As of August 17, 2009, we entered
into a Preferred Stock Purchase Agreement (the “Purchase Agreement”) with
Optimus Capital Partners, LLC, d/b/a Optimus Special Situations Capital
Partners, LLC an unaffiliated investment fund (the “Fund”), which provides that,
upon the terms and subject to the conditions set forth therein, the Fund is
committed to purchase up to $5,000,000 of our Series B Preferred
Stock. Under the terms of the Purchase Agreement, from time to time
until August 16, 2011 and at our sole discretion, we may present the Fund with a
notice to purchase such Series B Preferred Stock (the “Notice”). The
Fund is obligated to purchase such Series B Preferred Stock on the tenth trading
day after the Notice date, subject to satisfaction of certain closing
conditions. The Fund will not be obligated to purchase the Series B
Preferred Stock (i) in the event the closing price of our common stock during
the nine trading days following delivery of a Notice falls below 75% of the
closing price on the trading day prior to the date such Notice is delivered to
the Fund, or (ii) to the extent such purchase would result in the Fund and its
affiliates beneficially owning more than 9.99% of our common
stock. Our ability to send a notice is also subject to certain
conditions. Therefore, the actual amount of the Fund’s investment is
not certain.
In connection with the Purchaser
Agreement, we also issued to the Fund five-year warrants to purchase 6,750,000
shares of our common stock at an exercise price equal to the closing price of
our common stock on the trading day prior to the execution of the Purchase
Agreement. The number of shares exerciseable under the warrant will
be equal in value to 135% of the purchase price of the Series B Preferred Stock
to be issued in respect of the related Notice and the exercise price of a
corresponding number of shares is subject to adjustment to equal the closing bid
price of our common stock on the trading day preceding the
Notice.
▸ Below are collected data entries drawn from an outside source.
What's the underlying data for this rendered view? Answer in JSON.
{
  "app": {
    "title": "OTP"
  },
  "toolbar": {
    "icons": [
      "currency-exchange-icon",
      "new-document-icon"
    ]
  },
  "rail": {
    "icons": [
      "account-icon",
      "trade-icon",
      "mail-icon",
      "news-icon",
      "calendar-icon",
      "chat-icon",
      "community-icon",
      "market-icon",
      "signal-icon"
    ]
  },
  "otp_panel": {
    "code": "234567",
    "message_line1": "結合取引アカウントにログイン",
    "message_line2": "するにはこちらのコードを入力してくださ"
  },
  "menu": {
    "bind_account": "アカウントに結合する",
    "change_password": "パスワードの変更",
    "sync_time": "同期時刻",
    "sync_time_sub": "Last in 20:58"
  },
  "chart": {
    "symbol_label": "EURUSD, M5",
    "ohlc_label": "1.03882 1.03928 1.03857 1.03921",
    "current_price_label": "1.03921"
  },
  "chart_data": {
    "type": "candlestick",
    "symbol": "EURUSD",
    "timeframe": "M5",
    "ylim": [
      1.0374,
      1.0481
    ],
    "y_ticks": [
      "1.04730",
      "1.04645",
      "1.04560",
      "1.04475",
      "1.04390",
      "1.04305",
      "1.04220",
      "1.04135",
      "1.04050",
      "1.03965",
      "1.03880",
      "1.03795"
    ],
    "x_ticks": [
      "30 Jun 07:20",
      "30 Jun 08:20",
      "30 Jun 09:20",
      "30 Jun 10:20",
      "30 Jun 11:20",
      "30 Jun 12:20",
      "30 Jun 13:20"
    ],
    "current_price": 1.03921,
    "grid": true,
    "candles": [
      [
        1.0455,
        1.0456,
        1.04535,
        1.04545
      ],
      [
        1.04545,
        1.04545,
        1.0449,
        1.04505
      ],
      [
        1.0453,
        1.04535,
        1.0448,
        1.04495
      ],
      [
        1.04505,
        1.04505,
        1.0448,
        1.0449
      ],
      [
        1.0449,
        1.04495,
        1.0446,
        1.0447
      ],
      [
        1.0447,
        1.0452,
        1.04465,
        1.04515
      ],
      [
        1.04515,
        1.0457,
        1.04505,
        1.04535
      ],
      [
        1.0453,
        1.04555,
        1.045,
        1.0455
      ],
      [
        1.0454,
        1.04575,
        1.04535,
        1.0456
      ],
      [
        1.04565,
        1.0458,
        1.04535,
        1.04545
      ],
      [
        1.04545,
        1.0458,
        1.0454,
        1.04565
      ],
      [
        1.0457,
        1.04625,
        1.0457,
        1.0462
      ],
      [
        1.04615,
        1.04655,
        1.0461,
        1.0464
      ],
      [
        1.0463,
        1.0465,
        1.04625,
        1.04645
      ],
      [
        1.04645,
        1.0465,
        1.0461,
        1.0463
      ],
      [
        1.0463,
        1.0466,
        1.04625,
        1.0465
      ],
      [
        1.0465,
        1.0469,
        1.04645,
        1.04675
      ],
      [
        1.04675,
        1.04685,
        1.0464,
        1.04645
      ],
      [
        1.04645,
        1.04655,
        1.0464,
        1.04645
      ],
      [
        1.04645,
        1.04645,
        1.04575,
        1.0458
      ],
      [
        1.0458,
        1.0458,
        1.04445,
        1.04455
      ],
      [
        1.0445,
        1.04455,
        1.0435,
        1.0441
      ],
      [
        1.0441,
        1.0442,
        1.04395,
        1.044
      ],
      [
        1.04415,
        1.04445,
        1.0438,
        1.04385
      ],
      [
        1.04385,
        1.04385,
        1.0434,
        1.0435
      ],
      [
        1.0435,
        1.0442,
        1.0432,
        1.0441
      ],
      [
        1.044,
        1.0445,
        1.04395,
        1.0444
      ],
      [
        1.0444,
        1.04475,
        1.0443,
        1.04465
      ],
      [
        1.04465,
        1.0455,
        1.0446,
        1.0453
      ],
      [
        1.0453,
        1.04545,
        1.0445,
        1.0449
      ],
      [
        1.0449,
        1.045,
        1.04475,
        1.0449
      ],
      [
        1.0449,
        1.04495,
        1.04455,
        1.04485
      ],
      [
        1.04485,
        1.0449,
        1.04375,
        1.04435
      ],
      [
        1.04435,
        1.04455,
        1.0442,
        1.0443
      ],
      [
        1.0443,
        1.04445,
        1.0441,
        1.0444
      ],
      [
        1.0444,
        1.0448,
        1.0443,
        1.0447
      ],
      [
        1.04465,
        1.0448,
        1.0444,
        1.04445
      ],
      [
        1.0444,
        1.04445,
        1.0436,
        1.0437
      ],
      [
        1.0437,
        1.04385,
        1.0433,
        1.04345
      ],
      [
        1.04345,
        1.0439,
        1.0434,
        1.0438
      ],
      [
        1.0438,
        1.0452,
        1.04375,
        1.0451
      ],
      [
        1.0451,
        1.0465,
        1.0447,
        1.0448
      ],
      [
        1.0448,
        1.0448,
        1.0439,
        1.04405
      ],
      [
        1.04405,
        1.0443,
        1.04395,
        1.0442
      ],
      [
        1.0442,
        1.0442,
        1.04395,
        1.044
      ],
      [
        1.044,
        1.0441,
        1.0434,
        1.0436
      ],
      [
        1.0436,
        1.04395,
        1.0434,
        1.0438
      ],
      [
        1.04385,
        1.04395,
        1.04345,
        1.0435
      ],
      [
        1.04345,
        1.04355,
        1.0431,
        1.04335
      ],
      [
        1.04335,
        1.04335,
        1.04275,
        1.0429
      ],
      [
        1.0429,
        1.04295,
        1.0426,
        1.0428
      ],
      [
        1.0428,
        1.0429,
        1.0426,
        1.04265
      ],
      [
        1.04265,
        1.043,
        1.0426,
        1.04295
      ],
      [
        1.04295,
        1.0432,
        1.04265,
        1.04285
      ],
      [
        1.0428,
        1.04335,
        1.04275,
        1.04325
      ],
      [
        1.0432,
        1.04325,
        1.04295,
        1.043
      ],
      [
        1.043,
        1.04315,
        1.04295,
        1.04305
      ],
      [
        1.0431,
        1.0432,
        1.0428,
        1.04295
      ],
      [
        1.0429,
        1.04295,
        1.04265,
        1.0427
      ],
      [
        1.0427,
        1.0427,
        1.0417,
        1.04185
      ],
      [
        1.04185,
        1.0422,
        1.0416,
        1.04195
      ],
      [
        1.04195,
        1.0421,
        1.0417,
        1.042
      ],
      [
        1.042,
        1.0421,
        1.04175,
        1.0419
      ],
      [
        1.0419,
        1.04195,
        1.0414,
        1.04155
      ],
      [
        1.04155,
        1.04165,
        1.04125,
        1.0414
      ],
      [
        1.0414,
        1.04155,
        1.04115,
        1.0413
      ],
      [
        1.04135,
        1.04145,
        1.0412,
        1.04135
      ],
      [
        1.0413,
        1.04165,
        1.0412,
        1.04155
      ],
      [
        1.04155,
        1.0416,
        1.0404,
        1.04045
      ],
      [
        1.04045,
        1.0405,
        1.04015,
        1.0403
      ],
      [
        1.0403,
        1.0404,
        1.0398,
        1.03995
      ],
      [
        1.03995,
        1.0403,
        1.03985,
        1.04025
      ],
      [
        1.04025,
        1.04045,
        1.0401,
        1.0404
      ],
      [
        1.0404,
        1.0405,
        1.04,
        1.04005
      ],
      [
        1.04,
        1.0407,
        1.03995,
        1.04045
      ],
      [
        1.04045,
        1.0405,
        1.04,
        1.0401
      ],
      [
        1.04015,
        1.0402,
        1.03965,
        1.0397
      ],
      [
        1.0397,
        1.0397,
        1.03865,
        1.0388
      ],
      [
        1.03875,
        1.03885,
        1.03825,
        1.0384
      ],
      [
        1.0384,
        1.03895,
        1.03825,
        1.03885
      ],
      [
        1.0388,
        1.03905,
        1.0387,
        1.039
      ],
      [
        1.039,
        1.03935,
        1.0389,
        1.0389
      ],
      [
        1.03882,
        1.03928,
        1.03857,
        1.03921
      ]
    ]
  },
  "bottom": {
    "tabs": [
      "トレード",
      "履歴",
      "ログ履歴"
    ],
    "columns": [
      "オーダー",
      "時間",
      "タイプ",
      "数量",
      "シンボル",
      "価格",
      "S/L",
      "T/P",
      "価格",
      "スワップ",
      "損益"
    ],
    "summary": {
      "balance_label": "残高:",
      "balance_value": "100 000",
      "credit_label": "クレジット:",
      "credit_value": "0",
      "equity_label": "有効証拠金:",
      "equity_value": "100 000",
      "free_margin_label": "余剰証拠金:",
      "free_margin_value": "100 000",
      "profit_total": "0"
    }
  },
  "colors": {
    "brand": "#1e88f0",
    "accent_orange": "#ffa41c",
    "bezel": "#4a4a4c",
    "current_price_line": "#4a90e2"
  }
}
Each warrant will be exercisable on the earlier of (i) the
date on which a registration statement registering for resale the shares of
common stock issuable upon exercise of such warrant becomes effective and (ii)
the date that is six months after the issuance date of such
warrant.
The Series B Preferred Stock is
redeemable at Registrant’s option on or after the fifth anniversary of the date
of its issuance. The Series B Preferred Stock also has a liquidation
preference per share equal to the original price per share thereof plus all
accrued dividends thereon, and is subject to repurchase by us at the Fund’s
election under certain circumstances, or following the consummation of certain
fundamental transactions by us, at the option of a majority of the holders of
the Series B Preferred Stock.
Holders of Series B Preferred Stock
will be entitled to receive dividends, which will accrue in shares of Series B
Preferred Stock on an annual basis at a rate equal to 10% per annum from the
issuance date. Accrued dividends will be payable upon redemption of
the Series B Preferred Stock. The Series B Preferred Stock ranks,
with respect to dividend rights and rights upon liquidation senior to our common
stock and our Series A Convertible Preferred Stock.
In a concurrent transaction the Fund
will borrow up to 10,000,000 shares of our common stock from certain of our
non-affiliated stockholders.
The Series B Preferred Stock and
warrants, and the shares common stock issuable upon exercise of the
warrants have not been registered under the Securities Act of 1933,
as amended, and may not be offered or sold in the United States absent
registration or an applicable exemption from registration
requirements.
Out of the gross proceeds of this
Offering, we are obligated to pay Source Capital Group (the "Placement Agent")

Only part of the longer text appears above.